Le MIGI prévoit diverses options d'intervention correspondant au comportement du sujet déterminé par le membre, de concert avec l'évaluation des facteurs conjoncturels. Les facteurs d'intervention comprennent la présence de l'officier, l'intervention verbale, le contrôle à mains nues, les dispositifs intermédiaires, les armes à impact, la force mortelle et le repositionnement tactique. Comme l'illustre le diagramme, compte tenu de la nature dynamique de ces incidents, le MIGI n'est pas une structure linéaire où une réponse mène nécessairement à une autre. En fait, le MIGI est conçu pour la formation des membres de la GRC, qui doivent évaluer constamment le risque et le potentiel de dommage et opter pour l'intervention appropriée.

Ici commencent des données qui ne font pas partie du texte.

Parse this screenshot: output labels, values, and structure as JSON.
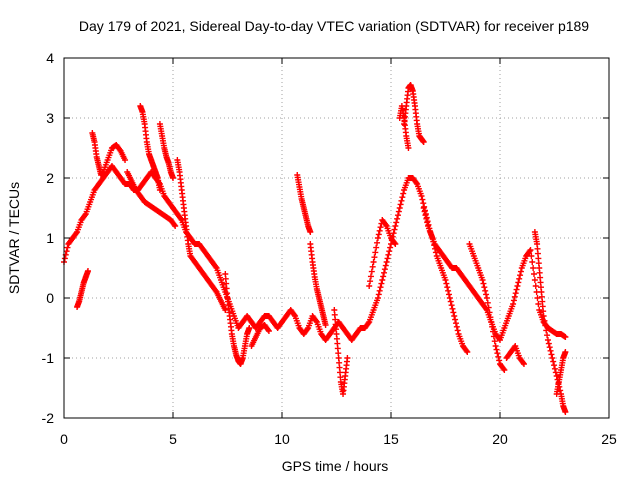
{
  "colors": {
    "series": "#ff0000",
    "axis": "#000000",
    "grid": "#a0a0a0",
    "background": "#ffffff"
  },
  "chart_data": {
    "type": "scatter",
    "title": "Day 179 of 2021, Sidereal Day-to-day VTEC variation (SDTVAR) for receiver p189",
    "xlabel": "GPS time / hours",
    "ylabel": "SDTVAR / TECUs",
    "xlim": [
      0,
      25
    ],
    "ylim": [
      -2,
      4
    ],
    "xticks": [
      0,
      5,
      10,
      15,
      20,
      25
    ],
    "yticks": [
      -2,
      -1,
      0,
      1,
      2,
      3,
      4
    ],
    "grid": true,
    "marker": "plus",
    "series": [
      {
        "name": "SDTVAR",
        "segments": [
          {
            "x": [
              0.0,
              0.2,
              0.4,
              0.6,
              0.8,
              1.0,
              1.2,
              1.4,
              1.6,
              1.8,
              2.0,
              2.2,
              2.4,
              2.6,
              2.8,
              3.0,
              3.2,
              3.4,
              3.6,
              3.8,
              4.0,
              4.2,
              4.4,
              4.6,
              4.8,
              5.0,
              5.2,
              5.4,
              5.6,
              5.8,
              6.0,
              6.2,
              6.4,
              6.6,
              6.8,
              7.0,
              7.2,
              7.4,
              7.6,
              7.8,
              8.0,
              8.2,
              8.4,
              8.6,
              8.8,
              9.0,
              9.2,
              9.4,
              9.6,
              9.8,
              10.0,
              10.2,
              10.4,
              10.6,
              10.8,
              11.0,
              11.2,
              11.4,
              11.6,
              11.8,
              12.0,
              12.2,
              12.4,
              12.6,
              12.8,
              13.0,
              13.2,
              13.4,
              13.6,
              13.8,
              14.0,
              14.2,
              14.4,
              14.6,
              14.8,
              15.0,
              15.2,
              15.4,
              15.6,
              15.8,
              16.0,
              16.2,
              16.4,
              16.6,
              16.8,
              17.0,
              17.2,
              17.4,
              17.6,
              17.8,
              18.0,
              18.2,
              18.4,
              18.6,
              18.8,
              19.0,
              19.2,
              19.4,
              19.6,
              19.8,
              20.0,
              20.2,
              20.4,
              20.6,
              20.8,
              21.0,
              21.2,
              21.4,
              21.6,
              21.8,
              22.0,
              22.2,
              22.4,
              22.6,
              22.8,
              23.0
            ],
            "y": [
              0.6,
              0.9,
              1.0,
              1.1,
              1.3,
              1.4,
              1.6,
              1.8,
              1.9,
              2.0,
              2.1,
              2.2,
              2.1,
              2.0,
              1.9,
              1.9,
              1.8,
              1.8,
              1.9,
              2.0,
              2.1,
              2.0,
              1.9,
              1.7,
              1.6,
              1.5,
              1.4,
              1.3,
              1.1,
              1.0,
              0.9,
              0.9,
              0.8,
              0.7,
              0.6,
              0.5,
              0.3,
              0.1,
              -0.1,
              -0.3,
              -0.5,
              -0.4,
              -0.3,
              -0.4,
              -0.5,
              -0.4,
              -0.3,
              -0.3,
              -0.4,
              -0.5,
              -0.4,
              -0.3,
              -0.2,
              -0.3,
              -0.5,
              -0.6,
              -0.5,
              -0.3,
              -0.4,
              -0.6,
              -0.7,
              -0.6,
              -0.5,
              -0.4,
              -0.5,
              -0.6,
              -0.7,
              -0.6,
              -0.5,
              -0.5,
              -0.4,
              -0.2,
              0.0,
              0.3,
              0.6,
              0.9,
              1.2,
              1.5,
              1.8,
              2.0,
              2.0,
              1.9,
              1.7,
              1.4,
              1.1,
              0.9,
              0.8,
              0.7,
              0.6,
              0.5,
              0.5,
              0.4,
              0.3,
              0.2,
              0.1,
              0.0,
              -0.1,
              -0.2,
              -0.4,
              -0.6,
              -0.7,
              -0.5,
              -0.3,
              -0.1,
              0.2,
              0.5,
              0.7,
              0.8,
              0.3,
              -0.2,
              -0.4,
              -0.5,
              -0.55,
              -0.6,
              -0.6,
              -0.65
            ]
          },
          {
            "x": [
              0.6,
              0.7,
              0.8,
              0.9,
              1.0,
              1.1
            ],
            "y": [
              -0.15,
              -0.05,
              0.1,
              0.25,
              0.35,
              0.45
            ]
          },
          {
            "x": [
              1.3,
              1.4,
              1.5,
              1.6,
              1.7,
              1.8,
              2.0,
              2.2,
              2.4,
              2.6,
              2.8
            ],
            "y": [
              2.75,
              2.6,
              2.35,
              2.2,
              2.05,
              2.1,
              2.3,
              2.5,
              2.55,
              2.45,
              2.3
            ]
          },
          {
            "x": [
              3.5,
              3.6,
              3.7,
              3.8,
              3.9,
              4.0,
              4.1,
              4.2,
              4.3,
              4.4
            ],
            "y": [
              3.2,
              3.1,
              2.9,
              2.6,
              2.4,
              2.3,
              2.2,
              2.1,
              2.0,
              1.8
            ]
          },
          {
            "x": [
              4.4,
              4.5,
              4.6,
              4.7,
              4.8,
              4.9,
              5.0
            ],
            "y": [
              2.9,
              2.7,
              2.5,
              2.35,
              2.25,
              2.1,
              2.0
            ]
          },
          {
            "x": [
              2.9,
              3.1,
              3.3,
              3.5,
              3.7,
              3.9,
              4.1,
              4.3,
              4.5,
              4.7,
              4.9,
              5.1
            ],
            "y": [
              2.1,
              1.95,
              1.8,
              1.7,
              1.6,
              1.55,
              1.5,
              1.45,
              1.4,
              1.35,
              1.3,
              1.2
            ]
          },
          {
            "x": [
              5.2,
              5.3,
              5.4,
              5.5,
              5.6,
              5.7,
              5.8,
              6.0,
              6.2,
              6.4,
              6.6,
              6.8,
              7.0,
              7.2,
              7.4
            ],
            "y": [
              2.3,
              2.1,
              1.8,
              1.5,
              1.2,
              0.9,
              0.7,
              0.6,
              0.5,
              0.4,
              0.3,
              0.2,
              0.1,
              -0.05,
              -0.2
            ]
          },
          {
            "x": [
              7.4,
              7.5,
              7.6,
              7.7,
              7.8,
              7.9,
              8.0,
              8.1,
              8.2,
              8.3,
              8.4,
              8.5
            ],
            "y": [
              0.4,
              0.0,
              -0.3,
              -0.6,
              -0.8,
              -0.95,
              -1.05,
              -1.1,
              -1.0,
              -0.8,
              -0.6,
              -0.5
            ]
          },
          {
            "x": [
              8.6,
              8.8,
              9.0,
              9.2,
              9.4
            ],
            "y": [
              -0.8,
              -0.65,
              -0.5,
              -0.45,
              -0.55
            ]
          },
          {
            "x": [
              10.7,
              10.8,
              10.9,
              11.0,
              11.1,
              11.2,
              11.3
            ],
            "y": [
              2.05,
              1.85,
              1.65,
              1.5,
              1.35,
              1.2,
              1.1
            ]
          },
          {
            "x": [
              11.3,
              11.4,
              11.5,
              11.6,
              11.7,
              11.8,
              11.9,
              12.0
            ],
            "y": [
              0.9,
              0.6,
              0.35,
              0.15,
              0.0,
              -0.15,
              -0.3,
              -0.45
            ]
          },
          {
            "x": [
              12.4,
              12.5,
              12.6,
              12.7,
              12.8,
              12.9,
              13.0
            ],
            "y": [
              -0.2,
              -0.6,
              -1.0,
              -1.4,
              -1.6,
              -1.3,
              -1.0
            ]
          },
          {
            "x": [
              14.0,
              14.2,
              14.4,
              14.6,
              14.8,
              15.0,
              15.2
            ],
            "y": [
              0.2,
              0.6,
              1.0,
              1.3,
              1.2,
              1.0,
              0.9
            ]
          },
          {
            "x": [
              15.6,
              15.7,
              15.8,
              15.9,
              16.0,
              16.1,
              16.2,
              16.3,
              16.4,
              16.5
            ],
            "y": [
              2.9,
              3.2,
              3.5,
              3.55,
              3.45,
              3.2,
              2.9,
              2.7,
              2.65,
              2.6
            ]
          },
          {
            "x": [
              15.4,
              15.5,
              15.6,
              15.7,
              15.8
            ],
            "y": [
              3.0,
              3.2,
              3.0,
              2.7,
              2.5
            ]
          },
          {
            "x": [
              16.5,
              16.7,
              16.9,
              17.1,
              17.3,
              17.5,
              17.7,
              17.9,
              18.1,
              18.3,
              18.5
            ],
            "y": [
              1.5,
              1.2,
              1.0,
              0.7,
              0.5,
              0.3,
              0.0,
              -0.3,
              -0.6,
              -0.8,
              -0.9
            ]
          },
          {
            "x": [
              18.6,
              18.8,
              19.0,
              19.2,
              19.4,
              19.6,
              19.8,
              20.0,
              20.2
            ],
            "y": [
              0.9,
              0.7,
              0.5,
              0.3,
              0.0,
              -0.4,
              -0.8,
              -1.1,
              -1.2
            ]
          },
          {
            "x": [
              20.3,
              20.5,
              20.7,
              20.9,
              21.1
            ],
            "y": [
              -1.0,
              -0.9,
              -0.8,
              -1.0,
              -1.1
            ]
          },
          {
            "x": [
              21.6,
              21.7,
              21.8,
              21.9,
              22.0,
              22.2,
              22.4,
              22.6,
              22.8,
              22.9,
              23.0
            ],
            "y": [
              1.1,
              0.9,
              0.5,
              0.1,
              -0.3,
              -0.7,
              -1.0,
              -1.3,
              -1.6,
              -1.8,
              -1.9
            ]
          },
          {
            "x": [
              22.6,
              22.7,
              22.8,
              22.9,
              23.0
            ],
            "y": [
              -1.6,
              -1.4,
              -1.2,
              -1.0,
              -0.9
            ]
          }
        ]
      }
    ]
  }
}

Les interventions verbales et le positionnement tactique ont lieu peu importe le niveau de risque afin d'aider le membre à maîtriser la situation, à désamorcer tout affrontement et à garantir la sécurité maximale de toutes les parties en cause. Cette méthode est conforme aux principes sur lesquels repose le MIGI, qui soulignent l'importance de la sécurité du public et du membre et qui prévoient que la meilleure stratégie est celle nécessitant le plus faible niveau d'intervention pour la gestion d'un risque. Par conséquent, la meilleure intervention est celle qui cause le moins de dommages.

Pendant la gestion d'un incident, un membre devrait être attentif aux indices de menace comme la tension corporelle, le ton de la voix et l'expression faciale, afin d'être en mesure de réagir correctement. Les indices de menace permettent de savoir si l'individu est susceptible de résister plus ou moins violemment selon les comportements de résistance décrits dans les catégories de résistance qui justifieraient le recours à l'une des options d'intervention.

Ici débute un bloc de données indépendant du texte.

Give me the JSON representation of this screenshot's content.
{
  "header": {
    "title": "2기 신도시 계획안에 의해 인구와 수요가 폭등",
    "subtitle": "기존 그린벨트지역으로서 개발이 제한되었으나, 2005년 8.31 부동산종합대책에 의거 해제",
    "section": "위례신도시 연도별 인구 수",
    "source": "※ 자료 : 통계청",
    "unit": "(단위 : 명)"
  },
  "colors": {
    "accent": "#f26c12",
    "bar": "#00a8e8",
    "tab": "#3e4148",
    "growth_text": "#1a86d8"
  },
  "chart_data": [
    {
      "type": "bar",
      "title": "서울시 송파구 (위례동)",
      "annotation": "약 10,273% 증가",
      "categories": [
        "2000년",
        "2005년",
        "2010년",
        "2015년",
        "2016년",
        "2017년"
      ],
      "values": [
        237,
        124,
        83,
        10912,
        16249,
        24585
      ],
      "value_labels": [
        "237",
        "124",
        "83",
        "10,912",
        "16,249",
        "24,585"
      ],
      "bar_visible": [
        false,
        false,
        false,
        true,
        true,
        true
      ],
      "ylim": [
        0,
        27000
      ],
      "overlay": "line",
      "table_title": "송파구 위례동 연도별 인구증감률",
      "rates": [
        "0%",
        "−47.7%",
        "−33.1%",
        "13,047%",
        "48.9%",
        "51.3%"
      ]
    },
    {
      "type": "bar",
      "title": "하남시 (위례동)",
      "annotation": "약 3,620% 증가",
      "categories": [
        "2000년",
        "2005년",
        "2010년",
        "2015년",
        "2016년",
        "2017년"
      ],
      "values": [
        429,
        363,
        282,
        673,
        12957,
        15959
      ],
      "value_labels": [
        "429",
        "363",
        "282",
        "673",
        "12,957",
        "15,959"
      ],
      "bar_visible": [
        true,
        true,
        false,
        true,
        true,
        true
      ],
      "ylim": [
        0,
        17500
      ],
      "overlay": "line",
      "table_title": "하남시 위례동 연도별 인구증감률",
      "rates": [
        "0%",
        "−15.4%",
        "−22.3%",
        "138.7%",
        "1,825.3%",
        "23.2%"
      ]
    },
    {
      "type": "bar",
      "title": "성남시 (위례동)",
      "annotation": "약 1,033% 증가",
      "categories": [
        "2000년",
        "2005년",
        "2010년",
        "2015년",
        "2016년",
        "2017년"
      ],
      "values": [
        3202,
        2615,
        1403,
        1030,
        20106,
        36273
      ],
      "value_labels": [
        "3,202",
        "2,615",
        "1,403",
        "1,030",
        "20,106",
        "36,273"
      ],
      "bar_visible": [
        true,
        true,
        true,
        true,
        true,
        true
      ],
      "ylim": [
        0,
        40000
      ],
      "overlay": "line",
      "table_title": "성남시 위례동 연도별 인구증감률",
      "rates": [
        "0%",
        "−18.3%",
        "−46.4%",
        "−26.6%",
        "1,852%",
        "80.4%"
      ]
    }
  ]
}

La gendarme Labbe a d'abord remarqué que M. Knipstrom ouvrait très grand les yeux et qu'il les fixait intensément lorsqu'ils sont arrivés. Elle avait l'impression qu'il avait peur de quelque chose. Le gendarme Mufford a constaté que M. Knipstrom avait [traduction] « l'air troublé, inquiet ». À un moment donné, la gendarme Labbe a pensé que ses muscles faciaux tressautaient. Le propriétaire du magasin et des employés ont formulé les mêmes observations.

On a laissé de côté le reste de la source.